Пришло электронное письмо: пригласили на встречу выпускников. Вдруг. Оказывается, уже 25 лет прошло. Как нашли — черт его знает. Ехать не собирался. Единственное, что мне на самом деле нравилось в нашей «образцово-показательной» школе №23 города Днепропетровска — уроки русского языка и литературы. Учительница сама была похожа на старорежимных интеллигентных дам из романов XIX века: с мягким, хорошо поставленным голосом, в очках, и еще очень запомнилась вечная белая вязаная шаль у нее на плечах. Она как-то так нас учила, что читать обязательные произведения было интересно. И Толстого, и Достоевского, и Чехова. Всемирную литературу она также вела, поэтому в того же «Фауста» я просто влюбился. А пьесы — например, «Вишневый сад» или «Мещанина во дворянстве» — мы вообще читали в лицах. Потом, спустя много лет, когда в Театральном нужно было проходить всемирную литературу и драматургию, я постоянно находил знакомые фрагменты в тех или иных текстах: срабатывала школьная память.

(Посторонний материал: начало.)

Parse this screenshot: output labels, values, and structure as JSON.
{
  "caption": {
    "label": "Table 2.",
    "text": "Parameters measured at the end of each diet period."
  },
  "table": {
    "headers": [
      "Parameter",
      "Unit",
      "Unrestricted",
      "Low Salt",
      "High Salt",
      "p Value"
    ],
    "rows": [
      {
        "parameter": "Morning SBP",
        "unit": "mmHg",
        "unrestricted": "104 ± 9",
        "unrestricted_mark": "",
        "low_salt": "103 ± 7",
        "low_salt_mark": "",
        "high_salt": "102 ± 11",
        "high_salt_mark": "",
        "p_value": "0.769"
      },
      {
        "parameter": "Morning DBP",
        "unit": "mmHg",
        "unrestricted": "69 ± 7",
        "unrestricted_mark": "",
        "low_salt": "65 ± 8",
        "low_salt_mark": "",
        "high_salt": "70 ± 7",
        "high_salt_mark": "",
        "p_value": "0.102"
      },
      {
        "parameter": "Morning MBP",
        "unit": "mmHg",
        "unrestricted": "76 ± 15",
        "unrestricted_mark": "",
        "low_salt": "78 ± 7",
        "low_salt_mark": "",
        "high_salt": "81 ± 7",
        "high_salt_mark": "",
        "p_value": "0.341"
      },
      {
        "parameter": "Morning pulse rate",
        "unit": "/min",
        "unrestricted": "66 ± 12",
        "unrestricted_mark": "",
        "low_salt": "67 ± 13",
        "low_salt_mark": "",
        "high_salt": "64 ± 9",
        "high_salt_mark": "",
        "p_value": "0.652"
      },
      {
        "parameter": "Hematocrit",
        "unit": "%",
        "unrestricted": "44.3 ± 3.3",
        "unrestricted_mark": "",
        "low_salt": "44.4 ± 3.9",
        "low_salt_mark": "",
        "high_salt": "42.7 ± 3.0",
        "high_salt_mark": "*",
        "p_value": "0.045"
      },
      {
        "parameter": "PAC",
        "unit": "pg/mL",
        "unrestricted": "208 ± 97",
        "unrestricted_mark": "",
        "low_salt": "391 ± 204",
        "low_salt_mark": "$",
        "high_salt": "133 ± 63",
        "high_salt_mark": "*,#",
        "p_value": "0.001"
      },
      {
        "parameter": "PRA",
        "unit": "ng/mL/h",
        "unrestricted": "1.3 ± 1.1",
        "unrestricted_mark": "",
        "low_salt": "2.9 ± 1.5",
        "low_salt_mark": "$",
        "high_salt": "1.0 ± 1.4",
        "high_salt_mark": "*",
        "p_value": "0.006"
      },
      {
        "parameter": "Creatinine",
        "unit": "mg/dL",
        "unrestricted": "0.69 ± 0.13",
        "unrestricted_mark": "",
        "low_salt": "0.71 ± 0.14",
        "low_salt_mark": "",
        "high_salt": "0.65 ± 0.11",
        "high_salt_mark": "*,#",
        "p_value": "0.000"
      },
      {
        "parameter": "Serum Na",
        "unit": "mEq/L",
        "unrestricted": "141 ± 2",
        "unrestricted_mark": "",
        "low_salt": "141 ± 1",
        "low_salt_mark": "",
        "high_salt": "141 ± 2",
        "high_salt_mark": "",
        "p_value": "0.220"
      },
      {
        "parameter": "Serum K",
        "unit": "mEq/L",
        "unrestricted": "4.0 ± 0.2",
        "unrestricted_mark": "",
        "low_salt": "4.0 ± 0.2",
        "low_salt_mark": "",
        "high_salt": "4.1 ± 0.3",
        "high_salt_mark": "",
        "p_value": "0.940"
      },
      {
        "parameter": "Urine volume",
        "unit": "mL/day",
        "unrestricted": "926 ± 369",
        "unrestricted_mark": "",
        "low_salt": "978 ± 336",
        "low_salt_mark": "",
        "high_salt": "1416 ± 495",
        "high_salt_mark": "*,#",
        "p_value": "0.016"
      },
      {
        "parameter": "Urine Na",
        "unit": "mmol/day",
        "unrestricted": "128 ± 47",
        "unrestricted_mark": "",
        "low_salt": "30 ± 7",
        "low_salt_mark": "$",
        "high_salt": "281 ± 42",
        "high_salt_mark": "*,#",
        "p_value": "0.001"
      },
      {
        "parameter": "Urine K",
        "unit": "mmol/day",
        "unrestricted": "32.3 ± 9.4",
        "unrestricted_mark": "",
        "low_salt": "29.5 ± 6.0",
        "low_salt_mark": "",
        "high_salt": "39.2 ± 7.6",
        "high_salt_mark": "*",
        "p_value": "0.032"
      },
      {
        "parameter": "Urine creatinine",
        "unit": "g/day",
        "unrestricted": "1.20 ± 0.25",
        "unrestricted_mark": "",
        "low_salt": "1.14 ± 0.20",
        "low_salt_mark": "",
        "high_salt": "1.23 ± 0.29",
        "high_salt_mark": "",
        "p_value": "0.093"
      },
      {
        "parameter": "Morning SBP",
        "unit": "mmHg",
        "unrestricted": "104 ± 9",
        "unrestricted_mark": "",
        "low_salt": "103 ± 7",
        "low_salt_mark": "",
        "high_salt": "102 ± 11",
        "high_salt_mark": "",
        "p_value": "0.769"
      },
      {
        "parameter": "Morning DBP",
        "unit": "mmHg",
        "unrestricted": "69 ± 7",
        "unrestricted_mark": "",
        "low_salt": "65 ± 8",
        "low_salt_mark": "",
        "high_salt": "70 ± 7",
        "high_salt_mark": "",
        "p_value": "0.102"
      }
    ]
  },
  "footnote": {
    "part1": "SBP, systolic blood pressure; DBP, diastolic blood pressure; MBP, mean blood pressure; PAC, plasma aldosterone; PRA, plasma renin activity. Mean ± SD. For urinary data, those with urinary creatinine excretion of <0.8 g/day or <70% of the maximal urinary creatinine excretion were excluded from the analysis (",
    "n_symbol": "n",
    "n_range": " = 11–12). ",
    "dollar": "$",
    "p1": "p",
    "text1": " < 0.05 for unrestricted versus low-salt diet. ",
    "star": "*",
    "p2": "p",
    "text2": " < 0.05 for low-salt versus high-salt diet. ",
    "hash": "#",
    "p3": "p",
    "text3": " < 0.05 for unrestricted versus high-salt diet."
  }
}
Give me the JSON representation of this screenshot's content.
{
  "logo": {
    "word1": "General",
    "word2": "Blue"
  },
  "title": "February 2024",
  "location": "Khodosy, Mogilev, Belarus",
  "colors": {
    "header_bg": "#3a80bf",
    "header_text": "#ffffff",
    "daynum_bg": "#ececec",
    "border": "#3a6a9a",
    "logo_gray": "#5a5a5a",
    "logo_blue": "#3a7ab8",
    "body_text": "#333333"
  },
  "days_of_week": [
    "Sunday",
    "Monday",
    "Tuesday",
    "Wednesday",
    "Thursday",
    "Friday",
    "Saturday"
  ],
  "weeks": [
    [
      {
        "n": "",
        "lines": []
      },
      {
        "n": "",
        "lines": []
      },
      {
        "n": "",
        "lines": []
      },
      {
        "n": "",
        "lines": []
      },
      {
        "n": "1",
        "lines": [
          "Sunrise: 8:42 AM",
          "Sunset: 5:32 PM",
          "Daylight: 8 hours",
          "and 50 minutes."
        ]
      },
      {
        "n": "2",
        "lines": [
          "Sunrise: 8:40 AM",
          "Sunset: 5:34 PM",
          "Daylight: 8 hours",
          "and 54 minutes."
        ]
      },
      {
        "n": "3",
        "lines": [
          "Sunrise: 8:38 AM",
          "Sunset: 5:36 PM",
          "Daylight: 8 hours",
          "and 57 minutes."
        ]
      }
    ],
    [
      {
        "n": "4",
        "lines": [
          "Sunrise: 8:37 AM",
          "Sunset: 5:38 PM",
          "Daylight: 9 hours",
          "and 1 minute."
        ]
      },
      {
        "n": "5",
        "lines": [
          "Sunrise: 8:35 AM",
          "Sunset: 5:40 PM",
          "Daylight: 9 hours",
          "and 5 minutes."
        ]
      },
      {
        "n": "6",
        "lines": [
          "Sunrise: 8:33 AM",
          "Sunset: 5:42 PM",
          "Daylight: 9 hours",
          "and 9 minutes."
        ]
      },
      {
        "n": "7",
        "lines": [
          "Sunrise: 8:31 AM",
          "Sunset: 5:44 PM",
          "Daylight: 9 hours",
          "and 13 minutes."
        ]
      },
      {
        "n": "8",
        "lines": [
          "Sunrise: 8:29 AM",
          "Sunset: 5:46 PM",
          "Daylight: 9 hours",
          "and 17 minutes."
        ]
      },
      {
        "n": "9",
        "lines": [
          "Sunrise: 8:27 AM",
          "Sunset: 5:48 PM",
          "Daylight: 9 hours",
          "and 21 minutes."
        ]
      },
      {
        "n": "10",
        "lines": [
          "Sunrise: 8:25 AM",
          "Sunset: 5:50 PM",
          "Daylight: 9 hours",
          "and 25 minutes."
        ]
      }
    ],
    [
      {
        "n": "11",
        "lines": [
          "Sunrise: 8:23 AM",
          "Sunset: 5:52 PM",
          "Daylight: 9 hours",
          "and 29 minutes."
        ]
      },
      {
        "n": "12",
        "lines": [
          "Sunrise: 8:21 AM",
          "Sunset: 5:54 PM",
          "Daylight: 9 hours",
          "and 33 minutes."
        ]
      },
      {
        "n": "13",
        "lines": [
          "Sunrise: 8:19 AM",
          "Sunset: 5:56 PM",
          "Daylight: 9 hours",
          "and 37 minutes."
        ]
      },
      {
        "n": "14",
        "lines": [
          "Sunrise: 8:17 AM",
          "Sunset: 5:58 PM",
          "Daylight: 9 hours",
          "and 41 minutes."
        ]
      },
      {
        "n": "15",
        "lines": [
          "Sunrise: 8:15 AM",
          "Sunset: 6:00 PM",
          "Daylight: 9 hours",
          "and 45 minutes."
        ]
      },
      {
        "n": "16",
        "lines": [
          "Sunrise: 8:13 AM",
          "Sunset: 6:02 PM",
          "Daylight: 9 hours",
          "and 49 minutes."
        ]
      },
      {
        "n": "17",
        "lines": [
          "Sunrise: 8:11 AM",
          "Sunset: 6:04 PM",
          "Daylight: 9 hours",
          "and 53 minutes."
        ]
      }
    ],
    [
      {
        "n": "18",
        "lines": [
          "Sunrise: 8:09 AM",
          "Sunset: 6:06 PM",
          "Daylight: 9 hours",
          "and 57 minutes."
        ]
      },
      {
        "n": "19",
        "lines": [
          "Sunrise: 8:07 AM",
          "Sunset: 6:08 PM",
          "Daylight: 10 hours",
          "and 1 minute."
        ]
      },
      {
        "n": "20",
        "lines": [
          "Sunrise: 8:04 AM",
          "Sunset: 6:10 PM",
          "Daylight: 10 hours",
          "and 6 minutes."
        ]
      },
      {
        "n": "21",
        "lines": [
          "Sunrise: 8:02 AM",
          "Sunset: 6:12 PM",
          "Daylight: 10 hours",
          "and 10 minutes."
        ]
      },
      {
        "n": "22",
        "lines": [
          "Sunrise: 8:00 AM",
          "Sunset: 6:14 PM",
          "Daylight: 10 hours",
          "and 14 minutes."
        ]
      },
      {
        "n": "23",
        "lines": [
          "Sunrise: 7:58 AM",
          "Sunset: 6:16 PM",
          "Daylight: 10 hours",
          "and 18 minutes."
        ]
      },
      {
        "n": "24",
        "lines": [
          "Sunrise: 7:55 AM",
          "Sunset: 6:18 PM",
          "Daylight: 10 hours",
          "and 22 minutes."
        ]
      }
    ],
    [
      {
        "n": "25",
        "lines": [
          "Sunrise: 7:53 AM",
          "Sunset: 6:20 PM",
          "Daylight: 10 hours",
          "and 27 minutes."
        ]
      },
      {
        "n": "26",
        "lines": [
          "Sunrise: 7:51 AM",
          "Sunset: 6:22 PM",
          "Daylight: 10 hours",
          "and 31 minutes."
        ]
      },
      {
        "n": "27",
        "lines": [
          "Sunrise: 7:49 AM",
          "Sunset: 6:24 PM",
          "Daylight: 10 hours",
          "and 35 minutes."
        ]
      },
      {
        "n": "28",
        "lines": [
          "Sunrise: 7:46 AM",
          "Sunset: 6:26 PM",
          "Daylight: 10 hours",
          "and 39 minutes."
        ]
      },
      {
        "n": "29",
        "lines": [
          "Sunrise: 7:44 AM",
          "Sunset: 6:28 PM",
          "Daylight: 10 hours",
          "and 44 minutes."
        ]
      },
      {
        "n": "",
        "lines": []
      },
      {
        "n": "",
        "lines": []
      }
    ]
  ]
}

С училкой украинского была совсем другая картина — все произведения она разбирала через призму угнетения богатыми бедных, а во всех неприятностях героев виноват был «строй». Ну, с ней было все понятно — ее муж занимал какую-то должность в райкоме, поэтому ее и терпели — при полном незнании украинского. К счастью, на уроках русского партийная линия считалась плохим тоном: когда отличница Света Сумская на разборе «Вишневого сада» начала докладывать, что в неприятностях Раневской и Гаева виноват… ну да, строй, — «русичка» ее просто оборвала.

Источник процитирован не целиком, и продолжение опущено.